Ya en su inmarchitable
«Borriquitos con chándal» Rafael Sánchez Ferlosio recordaba que la frontera entre lo público y lo privado está en la puerta misma del centro docente y no en el sistema de financiación de la enseñanza. Fuera del centro, la educación de un menor es siempre privada, o sea, un asunto interno, familiar, una responsabilidad de los padres. Dentro del centro, esa responsabilidad paterna se delega durante unas horas al día, unos días al año y unos años en la vida. Y da igual si ese centro es gratuito o de pago: todo lo que contiene, o sea, todo lo existente de puertas adentro, tanto en el orden material como inmaterial, pertenece al ámbito de lo público. De lo que se sigue que en este ámbito rigen unas normas, una estructura, una jerarquía, distintas de las del ámbito privado. Entre otras razones, porque la escuela y los institutos son, por definición, depositarios del conocimiento, y lo que los padres buscan o deberían buscar al llevar allí a sus hijos es que estos saquen la mayor tajada posible de ese conocimiento, acompañada, claro está, de cuantos valores conlleve el proceso mismo de aprendizaje.

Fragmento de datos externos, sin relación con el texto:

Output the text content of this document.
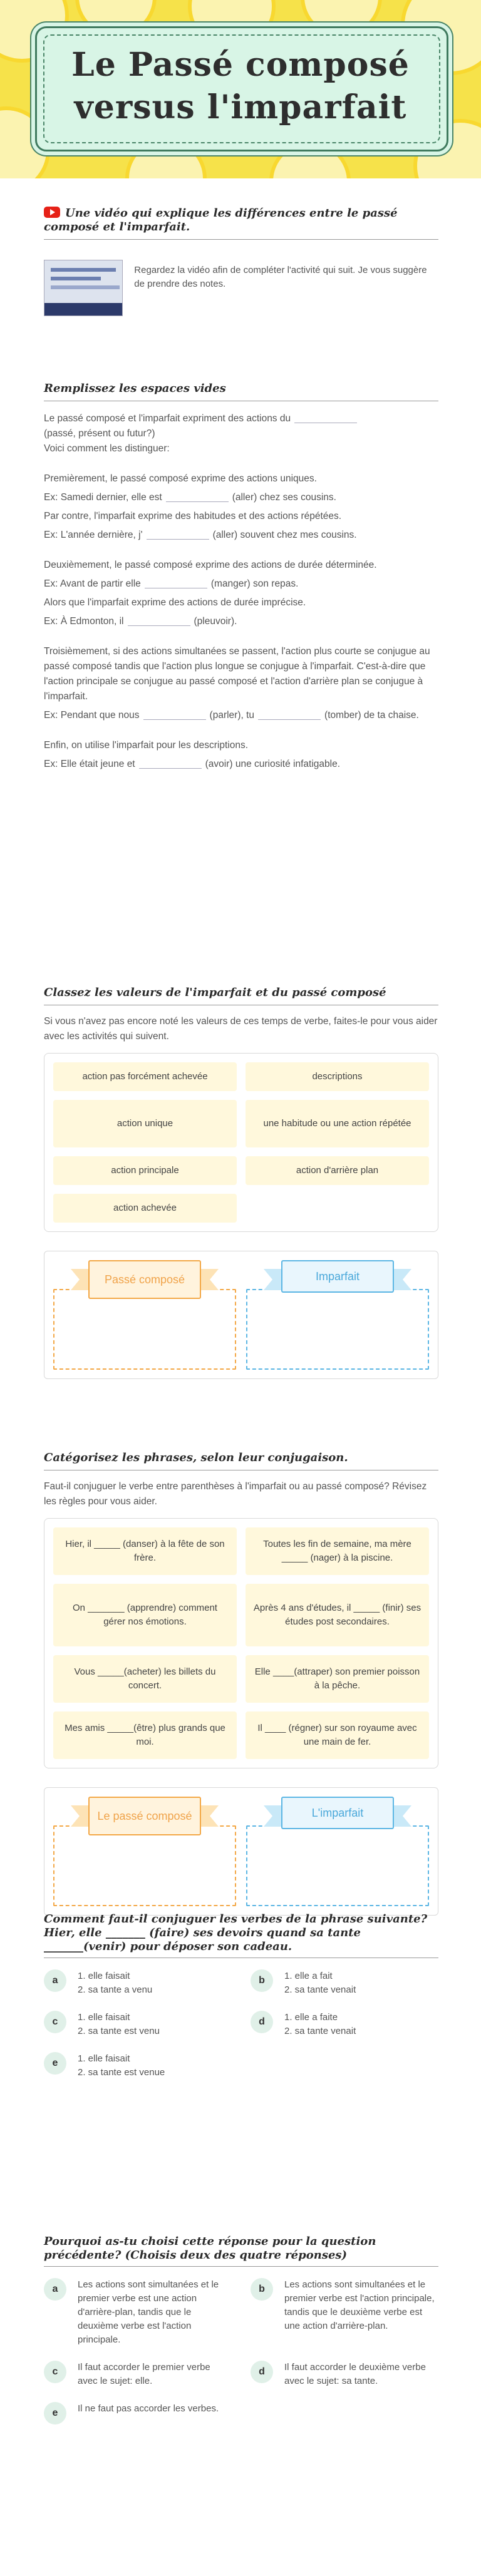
Le Passé composé versus l'imparfait
Une vidéo qui explique les différences entre le passé composé et l'imparfait.

Regardez la vidéo afin de compléter l'activité qui suit. Je vous suggère de prendre des notes.

Remplissez les espaces vides

Le passé composé et l'imparfait expriment des actions du
(passé, présent ou futur?)

Voici comment les distinguer:

Premièrement, le passé composé exprime des actions uniques.

Ex: Samedi dernier, elle est	(aller) chez ses cousins.

Par contre, l'imparfait exprime des habitudes et des actions répétées.

Ex: L'année dernière, j'	(aller) souvent chez mes cousins.

Deuxièmement, le passé composé exprime des actions de durée déterminée.

Ex: Avant de partir elle	(manger) son repas.

Alors que l'imparfait exprime des actions de durée imprécise.

Ex: À Edmonton, il	(pleuvoir).

Troisièmement, si des actions simultanées se passent, l'action plus courte se conjugue au passé composé tandis que l'action plus longue se conjugue à l'imparfait. C'est-à-dire que l'action principale se conjugue au passé composé et l'action d'arrière plan se conjugue à l'imparfait.

Ex: Pendant que nous	(parler), tu	(tomber) de ta chaise.

Enfin, on utilise l'imparfait pour les descriptions.

Ex: Elle était jeune et	(avoir) une curiosité infatigable.

Classez les valeurs de l'imparfait et du passé composé

Si vous n'avez pas encore noté les valeurs de ces temps de verbe, faites-le pour vous aider avec les activités qui suivent.

action pas forcément achevée	descriptions
action unique	une habitude ou une action répétée
action principale	action d'arrière plan
action achevée
Passé composé	Imparfait
Catégorisez les phrases, selon leur conjugaison.

Faut-il conjuguer le verbe entre parenthèses à l'imparfait ou au passé composé? Révisez les règles pour vous aider.

Hier, il _____ (danser) à la fête de son frère.
Toutes les fin de semaine, ma mère _____ (nager) à la piscine.
On _______ (apprendre) comment gérer nos émotions.
Après 4 ans d'études, il _____ (finir) ses études post secondaires.
Vous _____(acheter) les billets du concert.
Elle ____(attraper) son premier poisson à la pêche.
Mes amis _____(être) plus grands que moi.
Il ____ (régner) sur son royaume avec une main de fer.
Le passé composé	L'imparfait
Comment faut-il conjuguer les verbes de la phrase suivante? Hier, elle _______ (faire) ses devoirs quand sa tante _______(venir) pour déposer son cadeau.
a	1. elle faisait
2. sa tante a venu
b	1. elle a fait
2. sa tante venait
c	1. elle faisait
2. sa tante est venu
d	1. elle a faite
2. sa tante venait
e	1. elle faisait
2. sa tante est venue
Pourquoi as-tu choisi cette réponse pour la question précédente? (Choisis deux des quatre réponses)
a	Les actions sont simultanées et le premier verbe est une action d'arrière-plan, tandis que le deuxième verbe est l'action principale.
b	Les actions sont simultanées et le premier verbe est l'action principale, tandis que le deuxième verbe est une action d'arrière-plan.
c	Il faut accorder le premier verbe avec le sujet: elle.
d	Il faut accorder le deuxième verbe avec le sujet: sa tante.
e	Il ne faut pas accorder les verbes.
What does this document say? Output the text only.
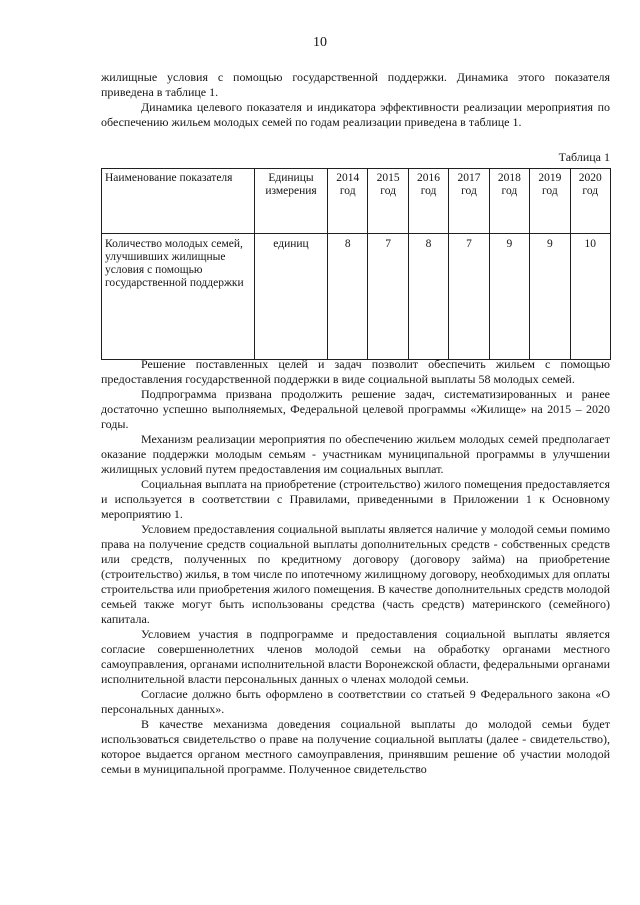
10

жилищные условия с помощью государственной поддержки. Динамика этого показателя приведена в таблице 1.

Динамика целевого показателя и индикатора эффективности реализации мероприятия по обеспечению жильем молодых семей по годам реализации приведена в таблице 1.

Таблица 1
Наименование показателя	Единицы измерения	2014 год	2015 год	2016 год	2017 год	2018 год	2019 год	2020 год
Количество молодых семей, улучшивших жилищные условия с помощью государственной поддержки	единиц	8	7	8	7	9	9	10

Решение поставленных целей и задач позволит обеспечить жильем с помощью предоставления государственной поддержки в виде социальной выплаты 58 молодых семей.

Подпрограмма призвана продолжить решение задач, систематизированных и ранее достаточно успешно выполняемых, Федеральной целевой программы «Жилище» на 2015 – 2020 годы.

Механизм реализации мероприятия по обеспечению жильем молодых семей предполагает оказание поддержки молодым семьям - участникам муниципальной программы в улучшении жилищных условий путем предоставления им социальных выплат.

Социальная выплата на приобретение (строительство) жилого помещения предоставляется и используется в соответствии с Правилами, приведенными в Приложении 1 к Основному мероприятию 1.

Условием предоставления социальной выплаты является наличие у молодой семьи помимо права на получение средств социальной выплаты дополнительных средств - собственных средств или средств, полученных по кредитному договору (договору займа) на приобретение (строительство) жилья, в том числе по ипотечному жилищному договору, необходимых для оплаты строительства или приобретения жилого помещения. В качестве дополнительных средств молодой семьей также могут быть использованы средства (часть средств) материнского (семейного) капитала.

Условием участия в подпрограмме и предоставления социальной выплаты является согласие совершеннолетних членов молодой семьи на обработку органами местного самоуправления, органами исполнительной власти Воронежской области, федеральными органами исполнительной власти персональных данных о членах молодой семьи.

Согласие должно быть оформлено в соответствии со статьей 9 Федерального закона «О персональных данных».

В качестве механизма доведения социальной выплаты до молодой семьи будет использоваться свидетельство о праве на получение социальной выплаты (далее - свидетельство), которое выдается органом местного самоуправления, принявшим решение об участии молодой семьи в муниципальной программе. Полученное свидетельство
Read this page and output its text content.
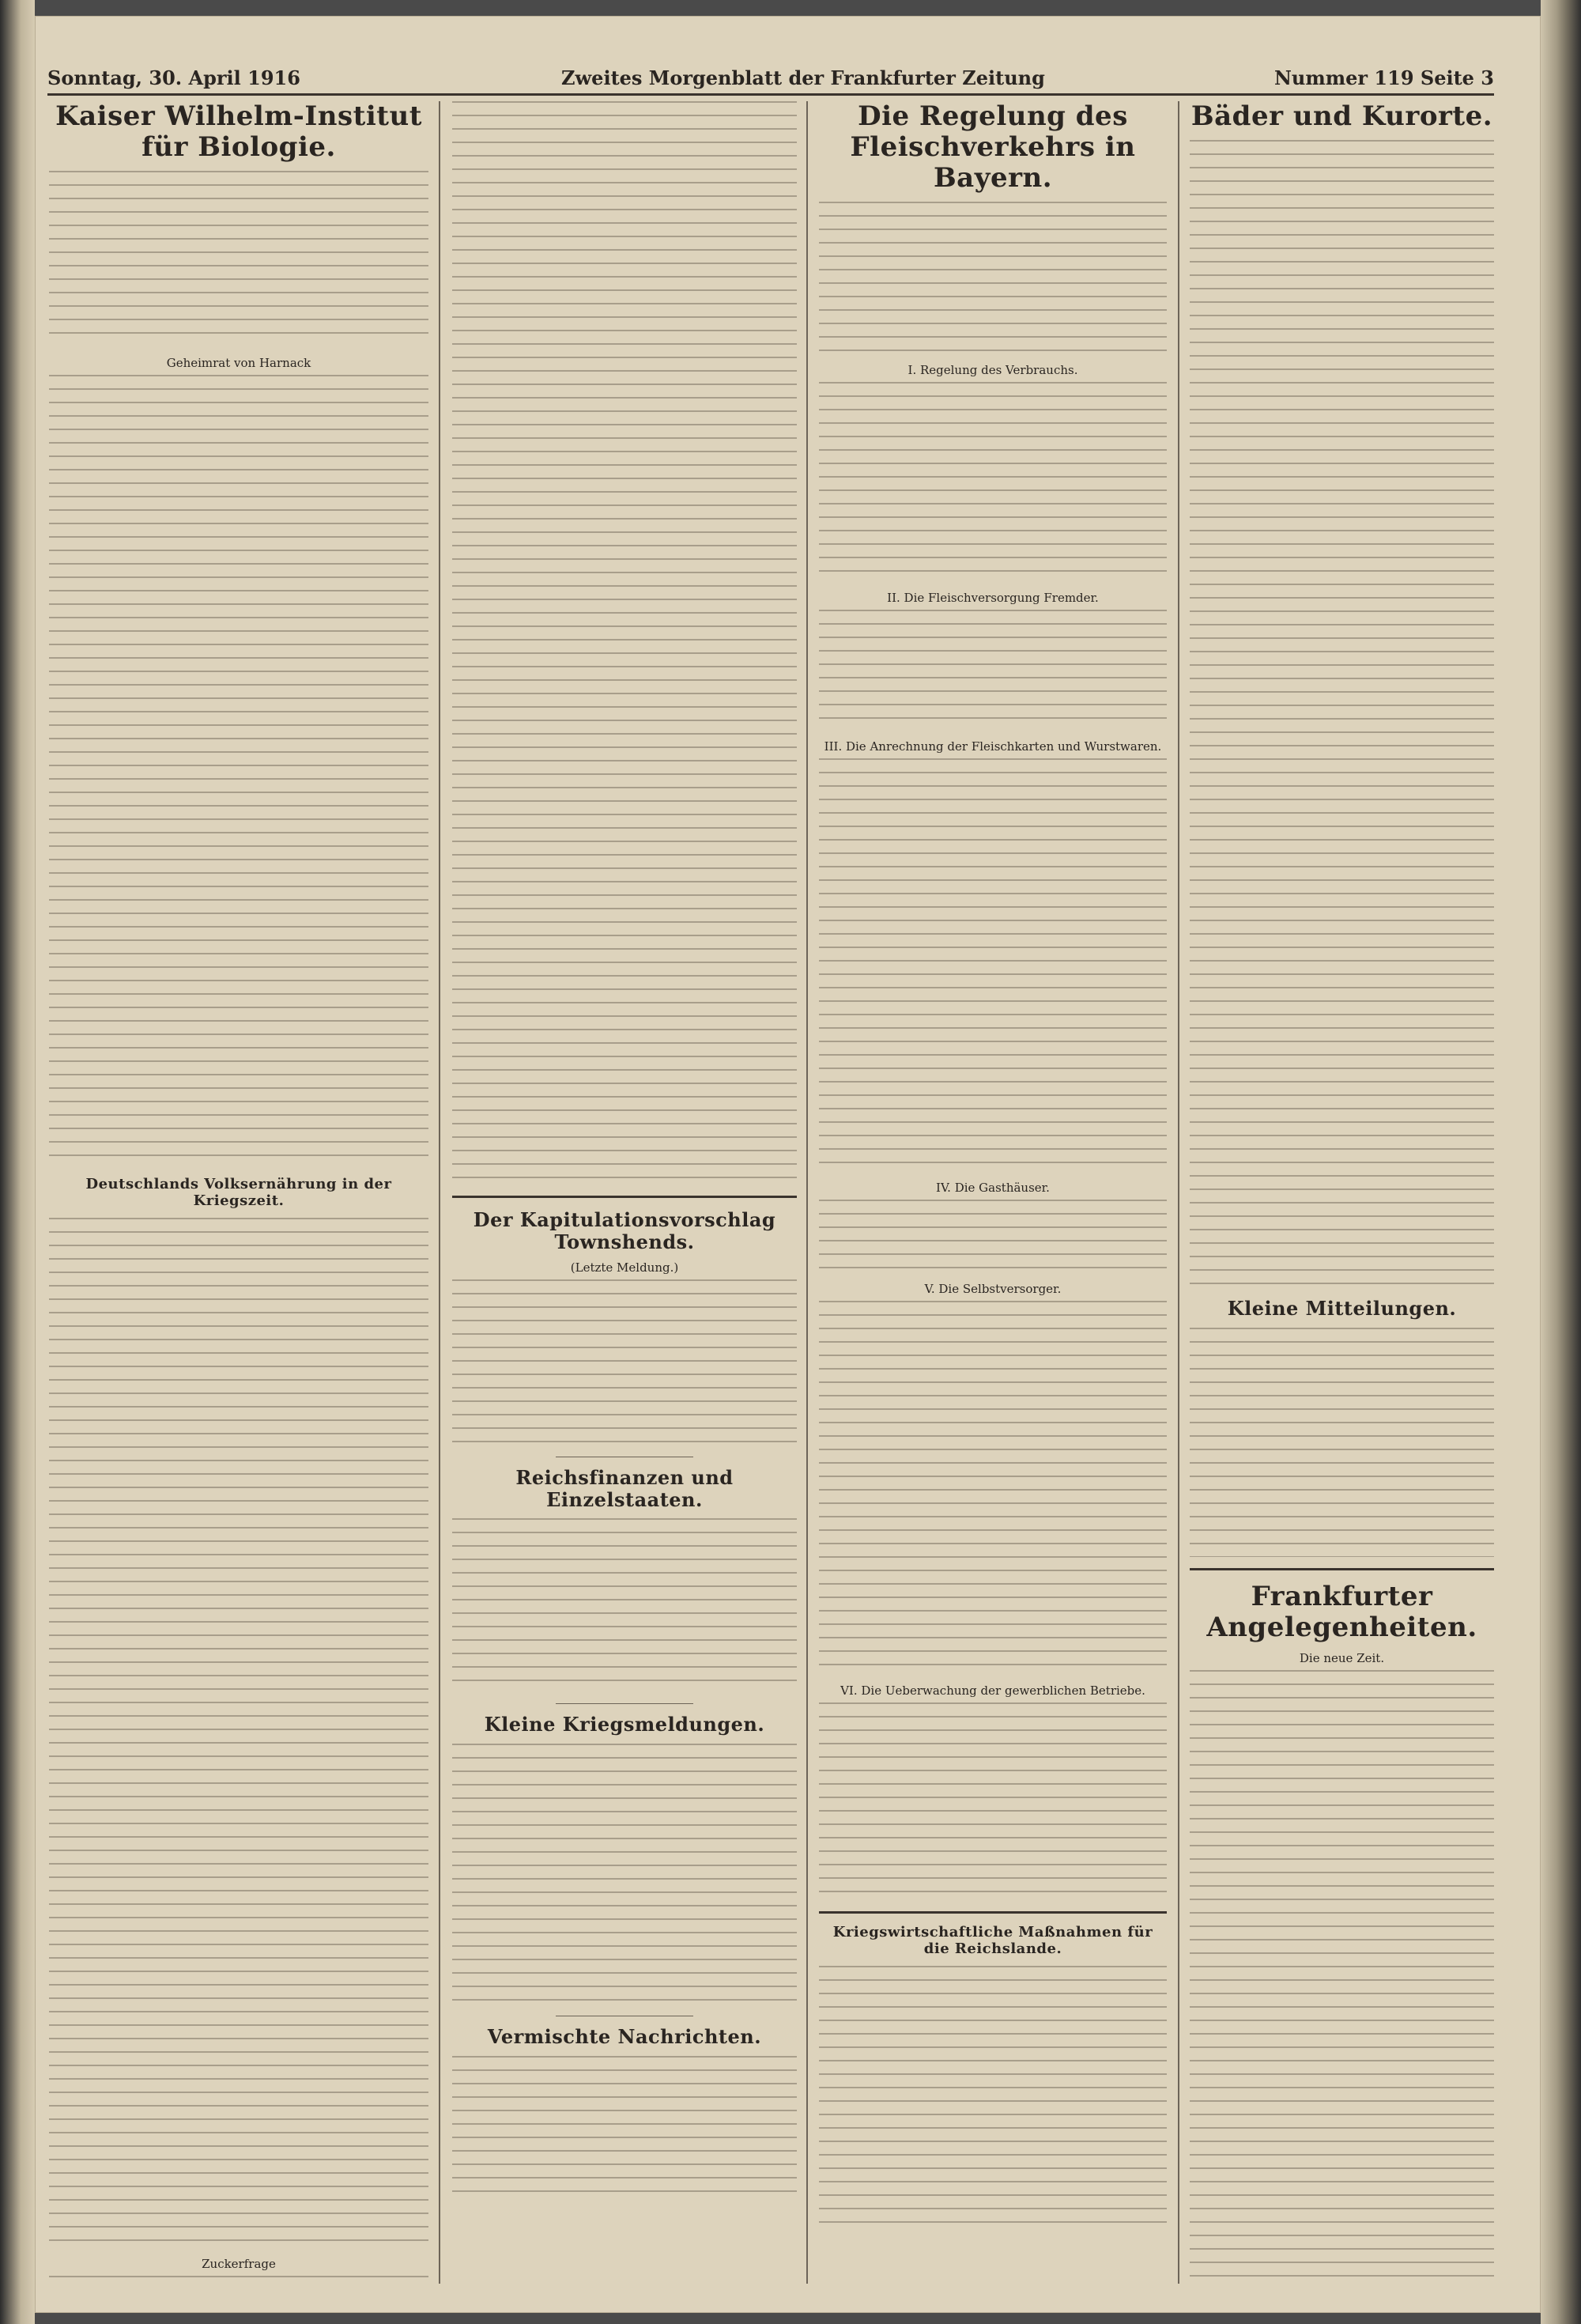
Sonntag, 30. April 1916	Zweites Morgenblatt der Frankfurter Zeitung	Nummer 119 Seite 3
Kaiser Wilhelm-Institut für Biologie.
Geheimrat von Harnack
Deutschlands Volksernährung in der Kriegszeit.
Zuckerfrage
Der Kapitulationsvorschlag Townshends.
(Letzte Meldung.)
Reichsfinanzen und Einzelstaaten.
Kleine Kriegsmeldungen.
Vermischte Nachrichten.
Die Regelung des Fleischverkehrs in Bayern.
I. Regelung des Verbrauchs.
II. Die Fleischversorgung Fremder.
III. Die Anrechnung der Fleischkarten und Wurstwaren.
IV. Die Gasthäuser.
V. Die Selbstversorger.
VI. Die Ueberwachung der gewerblichen Betriebe.
Kriegswirtschaftliche Maßnahmen für die Reichslande.
Bäder und Kurorte.
Kleine Mitteilungen.
Frankfurter Angelegenheiten.
Die neue Zeit.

Por desgracia, hace ya muchos años que esa frontera se ha diluido, si es que no ha desaparecido por completo. Para ser exactos, desde que se introdujo el concepto de «comunidad escolar» o «educativa» y se dio entrada en los centros a los padres, al tiempo que se otorgaba capacidad decisoria a los alumnos, al personal administrativo y a toda clase de sindicatos. Es decir, a partir del momento en que el orden tradicional, basado en la autoridad —«auctoritas», pero también «potestas»—, fue sustituido por una suerte de ensamblaje asambleario. El último estadio de esa deriva se produjo el pasado jueves cuando la confederación de asociaciones de padres de alumnos se sumó a la huelga estudiantil e impidió que sus hijos asistieran a clase. Como si la escuela fuera suya, vaya. Y lo triste es que, en efecto, lo es.